After that, we have to solve for\[\cos \theta \]:
\[ \Rightarrow \cos \theta = \frac{1}{2}\]
As we know that the general solution of\[\cos \theta = \cos \alpha \] is given by \[\theta = 2n\pi \pm \alpha \] where 'n' is any integer.
\[\cos \theta = \cos \frac{\pi }{3}\]
Now, solve for theta to make the equation less complicated:
\[\theta = 2n\pi \pm \frac{\pi }{3}\]
It is been given to us that \[0 \le \theta \le 2\pi \].
\[ \Rightarrow \theta = \frac{\pi }{3},\frac{{5\pi }}{3}\]
Therefore, the solution for the given equations \[2{\sin ^2}\theta = 3\cos \theta \] are \[\theta = \frac{\pi }{3}\] and\[\theta = \frac{{5\pi }}{3}\].
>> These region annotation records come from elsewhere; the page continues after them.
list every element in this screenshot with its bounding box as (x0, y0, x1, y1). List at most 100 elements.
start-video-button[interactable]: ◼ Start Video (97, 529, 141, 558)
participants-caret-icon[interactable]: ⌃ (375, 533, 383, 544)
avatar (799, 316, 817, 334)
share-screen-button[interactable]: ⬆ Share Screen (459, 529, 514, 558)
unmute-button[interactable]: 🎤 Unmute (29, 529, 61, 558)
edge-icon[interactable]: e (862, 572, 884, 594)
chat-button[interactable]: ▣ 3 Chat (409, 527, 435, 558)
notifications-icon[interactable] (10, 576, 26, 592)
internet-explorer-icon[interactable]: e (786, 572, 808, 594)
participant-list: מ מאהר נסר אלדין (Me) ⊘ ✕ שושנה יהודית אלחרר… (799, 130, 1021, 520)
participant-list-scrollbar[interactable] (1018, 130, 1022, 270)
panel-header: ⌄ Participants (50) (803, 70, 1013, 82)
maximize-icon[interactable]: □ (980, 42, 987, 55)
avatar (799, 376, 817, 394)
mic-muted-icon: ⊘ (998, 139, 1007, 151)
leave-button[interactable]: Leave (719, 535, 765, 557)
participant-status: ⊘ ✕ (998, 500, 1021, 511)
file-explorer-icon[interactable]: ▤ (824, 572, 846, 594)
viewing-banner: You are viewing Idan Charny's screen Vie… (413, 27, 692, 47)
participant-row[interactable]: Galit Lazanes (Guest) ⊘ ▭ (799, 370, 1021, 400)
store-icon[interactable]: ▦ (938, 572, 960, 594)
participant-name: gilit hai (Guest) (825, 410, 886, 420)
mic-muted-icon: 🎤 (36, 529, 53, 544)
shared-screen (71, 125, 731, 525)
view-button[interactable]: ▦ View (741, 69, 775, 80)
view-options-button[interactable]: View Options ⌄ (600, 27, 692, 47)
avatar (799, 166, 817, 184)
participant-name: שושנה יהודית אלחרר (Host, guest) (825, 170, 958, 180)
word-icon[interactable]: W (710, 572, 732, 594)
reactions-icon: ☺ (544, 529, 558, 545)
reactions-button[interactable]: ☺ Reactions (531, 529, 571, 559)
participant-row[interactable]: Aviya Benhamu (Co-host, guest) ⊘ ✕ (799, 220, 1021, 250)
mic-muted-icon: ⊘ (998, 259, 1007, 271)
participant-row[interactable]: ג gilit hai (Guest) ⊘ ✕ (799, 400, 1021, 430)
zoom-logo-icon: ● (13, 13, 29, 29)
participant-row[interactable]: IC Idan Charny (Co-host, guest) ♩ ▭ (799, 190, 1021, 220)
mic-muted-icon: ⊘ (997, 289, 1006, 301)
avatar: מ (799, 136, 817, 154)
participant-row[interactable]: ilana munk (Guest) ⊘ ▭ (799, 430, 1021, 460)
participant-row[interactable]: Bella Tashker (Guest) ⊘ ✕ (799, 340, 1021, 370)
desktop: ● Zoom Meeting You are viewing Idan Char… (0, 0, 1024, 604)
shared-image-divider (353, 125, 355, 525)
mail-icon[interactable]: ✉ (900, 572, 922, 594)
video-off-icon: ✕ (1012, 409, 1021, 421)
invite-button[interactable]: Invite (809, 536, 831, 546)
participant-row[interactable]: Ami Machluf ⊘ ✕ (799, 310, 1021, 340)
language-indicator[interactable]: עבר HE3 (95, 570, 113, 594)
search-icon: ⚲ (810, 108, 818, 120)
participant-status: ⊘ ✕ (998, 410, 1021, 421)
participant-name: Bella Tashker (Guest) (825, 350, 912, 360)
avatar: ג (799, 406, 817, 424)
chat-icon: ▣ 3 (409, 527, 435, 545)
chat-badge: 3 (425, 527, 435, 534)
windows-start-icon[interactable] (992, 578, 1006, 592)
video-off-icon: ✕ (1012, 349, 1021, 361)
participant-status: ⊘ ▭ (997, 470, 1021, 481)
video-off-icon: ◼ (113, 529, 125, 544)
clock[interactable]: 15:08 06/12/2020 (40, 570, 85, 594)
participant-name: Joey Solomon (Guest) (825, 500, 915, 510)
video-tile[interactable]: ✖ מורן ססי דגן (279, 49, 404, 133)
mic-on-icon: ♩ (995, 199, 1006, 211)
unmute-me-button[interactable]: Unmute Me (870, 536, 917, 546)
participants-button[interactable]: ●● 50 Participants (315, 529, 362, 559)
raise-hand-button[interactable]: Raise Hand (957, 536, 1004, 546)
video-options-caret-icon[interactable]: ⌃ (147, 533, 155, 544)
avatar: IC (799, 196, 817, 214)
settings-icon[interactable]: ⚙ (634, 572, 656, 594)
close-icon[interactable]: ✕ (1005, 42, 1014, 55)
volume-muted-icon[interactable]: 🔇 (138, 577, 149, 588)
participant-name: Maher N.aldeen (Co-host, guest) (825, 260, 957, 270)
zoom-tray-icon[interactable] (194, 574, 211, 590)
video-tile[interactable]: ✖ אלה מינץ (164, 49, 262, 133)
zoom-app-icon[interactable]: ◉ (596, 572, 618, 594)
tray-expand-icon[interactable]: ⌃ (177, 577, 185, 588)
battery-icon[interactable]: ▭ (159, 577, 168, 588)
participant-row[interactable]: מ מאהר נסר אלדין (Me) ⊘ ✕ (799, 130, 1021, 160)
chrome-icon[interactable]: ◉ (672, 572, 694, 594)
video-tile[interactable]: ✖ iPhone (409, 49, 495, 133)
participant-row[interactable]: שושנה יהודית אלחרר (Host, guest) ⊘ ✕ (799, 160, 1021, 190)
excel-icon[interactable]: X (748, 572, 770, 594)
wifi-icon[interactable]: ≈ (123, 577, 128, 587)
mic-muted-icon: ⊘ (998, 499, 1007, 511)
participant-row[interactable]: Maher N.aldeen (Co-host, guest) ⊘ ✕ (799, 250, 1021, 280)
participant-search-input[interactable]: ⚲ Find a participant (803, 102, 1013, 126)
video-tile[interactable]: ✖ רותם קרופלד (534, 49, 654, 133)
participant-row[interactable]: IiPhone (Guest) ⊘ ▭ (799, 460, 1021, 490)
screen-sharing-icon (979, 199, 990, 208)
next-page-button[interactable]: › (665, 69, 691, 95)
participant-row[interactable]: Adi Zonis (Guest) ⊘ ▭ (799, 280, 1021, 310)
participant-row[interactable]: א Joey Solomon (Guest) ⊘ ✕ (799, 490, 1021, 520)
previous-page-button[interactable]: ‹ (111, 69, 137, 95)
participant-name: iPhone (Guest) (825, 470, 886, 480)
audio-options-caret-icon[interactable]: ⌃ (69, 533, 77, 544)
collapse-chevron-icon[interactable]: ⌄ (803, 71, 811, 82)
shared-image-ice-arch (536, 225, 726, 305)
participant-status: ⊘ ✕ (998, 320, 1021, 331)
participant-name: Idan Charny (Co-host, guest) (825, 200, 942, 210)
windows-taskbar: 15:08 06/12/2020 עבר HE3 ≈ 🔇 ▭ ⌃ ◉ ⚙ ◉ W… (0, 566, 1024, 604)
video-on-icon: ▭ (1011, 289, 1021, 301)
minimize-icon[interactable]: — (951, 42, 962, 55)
Hence, the option B is correct.
Note
Given that\[0 \le \theta \le 2\pi \], student should take care while determining the equation's precise solution. Also, exercise caution when resolving the quadratic equation in cos, as there is a possibility that you could err when eliminating the common terms. By creating the graph of \[\cos \theta = \frac{1}{2}\] for\[0 \le \theta \le 2\pi \], we can also determine the precise solution.